Le roi reçut de ces deux pèlerins sa bague et les promesses de saint Jean en fondant en larmes et en louant Dieu pour une faveur si insigne.

Mort de saint Edouard le Confesseur. Tapisserie de Bayeux. XIIe.

S’étant trouvé mal à la cérémonie de dédicace de l’église de Westminster dont nous avons parlé plus haut, il n’y assista pas moins jusqu’à la fin ; mais fut obligé de se mettre au lit à l’issue de la cérémonie. Il ne pensa plus dès lors qu’à se préparer à la mort par des actes fervents de piété et par la réception des sacrements ? Tous les seigneurs de sa cour témoignaient la douleur la plus vive. Voyant la reine fondre en larmes, saint Edouard lui dit :
" Ne pleurez plus ; je ne mourrai point, mais je vivrai ; j’espère en quittant cette terre de mort entrer dans la terre des vivants pour y jouir du bonheur des saints."
Il la recommanda ensuite à Harold et à d’autres seigneurs, et il leur déclara qu’elle était resté e vierge. Il expira tranquillement le 5 janvier 1066, dans la 64e année de son âge et après un règne de 23 ans.

Saint Edouard le Confesseur est ordinairement représenté, tantôt donnant l’aumône à un pauvre, tantôt portant un malade sur ses épaules.

CULTE ET RELIQUES

Ancienne abbaye de Westminster. Fondée par saint Edouard
le Confesseur, elle est aujourd'hui et depuis le XVIe
siècle occupée par la secte anglicane.

Après sa mort, les miracles qui se firent sur son tombeau contribuèrent beaucoup à l’établissement de son culte. Des aveugles recouvrèrent la vue, des paralytiques guérirent, etc.

Guillaume le Conquérant, qui monta sur le trône en 1066, fit renfermer le corps de saint Edouard dans un cercueil magnifique qui fut à son tour placé dans une châsse d’or et d’argent. 36 ans après, en 1102, le corps de notre saint fut levé de terre par l’évêque de Rochester, qui le trouva entier, flexible et sans corruption, avec ses habits qui paraissaient encore tout neuf.

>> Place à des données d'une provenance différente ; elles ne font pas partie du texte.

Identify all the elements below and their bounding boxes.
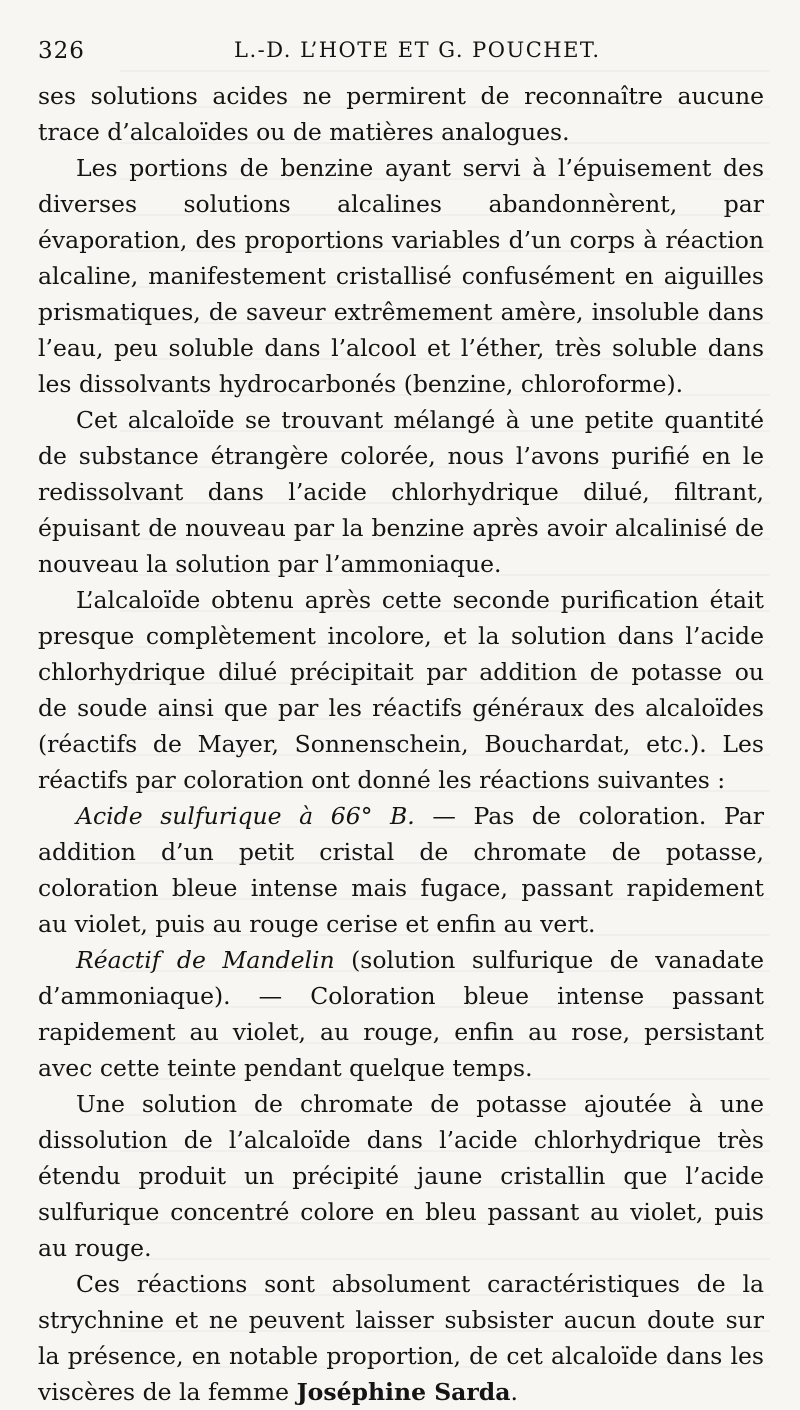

Châsse renfermant les reliques de saint Edouard le Confesseur.
Ancienne abbaye de Westminster, fondée par saint Edouard et
aujourd'hui occupée par une secte des plus perfides.

Le bienheureux Edouard fut canonisé en 1161 par Alexandre III et sa fête fut marquée au 5 janvier. Deux ans plus tard, saint Thomas, archevêque de Cantorbéry, en fit une translation plus solennelle, à laquelle le roi Henri II assista accompagné de 14 évêques, de 5 abbés et de toute sa noblesse. Ce prince porta ce saint dépôt sur ses propres épaules dans tout le cloître de l’abbaye de Westminster. Cette translation se fit le 13 octobre, jour auquel on a depuis célébré sa principale fête. Le concile national d’Oxford, tenu en 1222, ordonna qu’elle serait d’obligation en Angleterre.